November: Versöhnung
„Nur eine Welt mit tanzenden und lachenden Frauen ist eine demokratisch-lebensfrohe Welt.“ laStaempfli
In the „House of Losing Control“ an der Nordwestbahnstrasse 53 redet die Künstlerin Louise Deininger im November 2021 über ihr Buch „DNA of WAR“. Ausgestellt war ihr Kunstwerk „Die Feder“, die Künstlerin ist hier im Bild mit ihrem Werk zu sehen. Louise Deininger ist ein Wunder: Voller Charisma, Aktivismus und Werken, die das Potential haben, die Welt zu verändern. Auch sie ist im Podcast „artisapieceofcake“ zu hören. Versöhnung ist Deiningers Thema. Wie schön wäre es doch, sie würde gehört – nicht zuletzt auch von mir. Ich merke, wie mich die Pandemie und die Widerstände vieler Idioten, Regeln einzuhalten, zermürben. Leila Slimani wohl auch. Sie ruft in ihrer aufregenden Rede am Berliner Literaturfestival auf „zum Verbrechen“. Das Verbrechen, Frauen lesen und schreiben beizubringen und Frauen lesen und schreiben zu lassen. Sie hält nichts davon, amerikanische Hochschuldebatten nach Europa einzuführen. „Die wahre Cancel-Culture ist die, die darin besteht, Buddha-Statuen zu sprengen, in Timbuktu historische Handschriften zu verbrennen, das Kulturerbe Aleppos in Schutt und Asche zu legen, oder auf Menschen zu schiessen, weil sie in Paris tanzen.“
Deshalb: Versöhnen wir uns und fördern die Freiheit von Frauen, die darin besteht, ohne Angst lesen und schreiben zu dürfen (und nicht darin, den Körper gemäss geltenden Moden zu kleiden…).

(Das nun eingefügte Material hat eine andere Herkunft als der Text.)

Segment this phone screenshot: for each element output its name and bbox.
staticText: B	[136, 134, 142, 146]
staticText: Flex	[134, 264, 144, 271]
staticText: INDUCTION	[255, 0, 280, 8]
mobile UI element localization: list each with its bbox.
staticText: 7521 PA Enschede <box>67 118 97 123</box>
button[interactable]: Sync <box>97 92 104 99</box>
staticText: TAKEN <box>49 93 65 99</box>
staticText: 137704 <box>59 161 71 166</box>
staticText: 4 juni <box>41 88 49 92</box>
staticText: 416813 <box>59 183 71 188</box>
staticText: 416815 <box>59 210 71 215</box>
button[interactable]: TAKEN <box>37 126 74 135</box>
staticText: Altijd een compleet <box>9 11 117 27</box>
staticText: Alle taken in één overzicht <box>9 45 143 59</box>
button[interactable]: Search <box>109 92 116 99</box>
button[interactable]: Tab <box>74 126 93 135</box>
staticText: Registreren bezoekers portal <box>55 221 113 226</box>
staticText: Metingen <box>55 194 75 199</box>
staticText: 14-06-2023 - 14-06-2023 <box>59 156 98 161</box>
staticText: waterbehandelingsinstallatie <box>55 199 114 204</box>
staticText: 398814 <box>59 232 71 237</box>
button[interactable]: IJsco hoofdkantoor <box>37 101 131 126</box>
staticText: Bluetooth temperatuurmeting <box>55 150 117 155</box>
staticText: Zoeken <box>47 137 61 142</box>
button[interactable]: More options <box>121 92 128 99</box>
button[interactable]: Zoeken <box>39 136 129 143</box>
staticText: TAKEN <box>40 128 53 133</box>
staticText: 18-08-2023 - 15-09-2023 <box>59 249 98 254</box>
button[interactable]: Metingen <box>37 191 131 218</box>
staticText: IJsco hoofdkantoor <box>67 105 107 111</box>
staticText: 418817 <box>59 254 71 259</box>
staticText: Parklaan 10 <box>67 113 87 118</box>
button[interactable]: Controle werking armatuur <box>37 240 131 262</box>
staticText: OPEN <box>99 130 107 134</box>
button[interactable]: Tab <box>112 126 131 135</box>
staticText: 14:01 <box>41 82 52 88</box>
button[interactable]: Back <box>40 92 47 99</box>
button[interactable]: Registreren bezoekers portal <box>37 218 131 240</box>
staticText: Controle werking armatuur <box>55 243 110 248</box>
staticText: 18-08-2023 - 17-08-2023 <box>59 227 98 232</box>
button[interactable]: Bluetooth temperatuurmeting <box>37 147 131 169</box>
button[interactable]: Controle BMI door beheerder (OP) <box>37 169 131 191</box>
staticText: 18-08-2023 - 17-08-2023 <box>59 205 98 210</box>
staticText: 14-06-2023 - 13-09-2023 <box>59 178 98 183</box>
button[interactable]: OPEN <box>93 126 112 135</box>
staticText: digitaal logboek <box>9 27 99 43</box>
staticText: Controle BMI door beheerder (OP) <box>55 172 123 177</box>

Dezember: Glück ist Ngozi Adichie zu lesen & Michaela Ghisetti zu sehen
„Kunst ist die Maschinenwerdung der Menschen aufzuhalten.“ laStaempfli
«Americanah» ist der wichtigste Roman des 21. Jahrhunderts, 2013 geschrieben und mit unzähligen Preisen geehrt. Chimamanda Ngozi Adichie ist Feministin, Intellektuelle, Poetin. Eine Nobelmarke druckte ihren TED-Talk «We should all be feminists» auf ein T‑Shirt, sie wurde in «Flawless» von Beyoncé gesampelt und hat 2021 das erschütternde Buch «Trauer ist das Glück, geliebt zu haben» verfasst. Es ist kein Roman, dafür die poetische Auseinandersetzung mit dem Thema Verlust. Ngozi Adichie ist mit dem schmalen Band wieder ein großer Wurf gelungen: Sie verbindet Privates beiläufig und schlüssig mit menschenwürdiger Politik. Lest: „Trauer ist das Glück, geliebt zu haben“, von mir für ensuite im Literaturblog und im Heft rezensiert.

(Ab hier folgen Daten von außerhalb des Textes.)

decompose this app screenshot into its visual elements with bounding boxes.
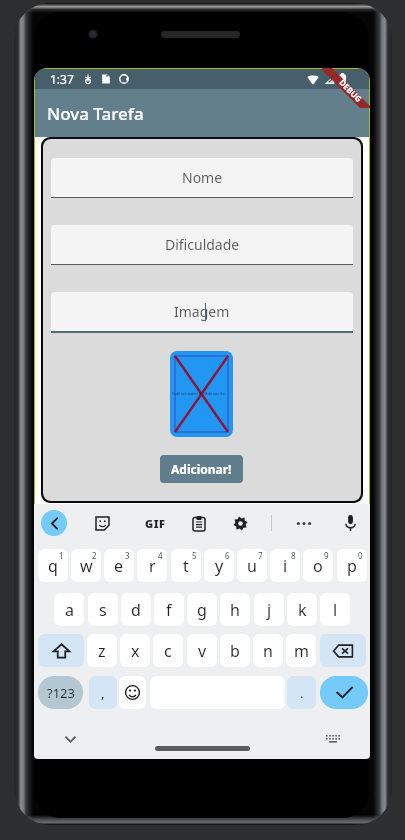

Erschütternd gut dieses Buch, erschütternd gut auch die im Dezember gestartete Einzelausstellung von Michaela Ghisetti in der ALBERTINA.
2021 zeigt mir: Dem barbarischen, meist digital automatisierten Nexus kann mit Kunst sowie realem politischen Handeln entgegentreten werden.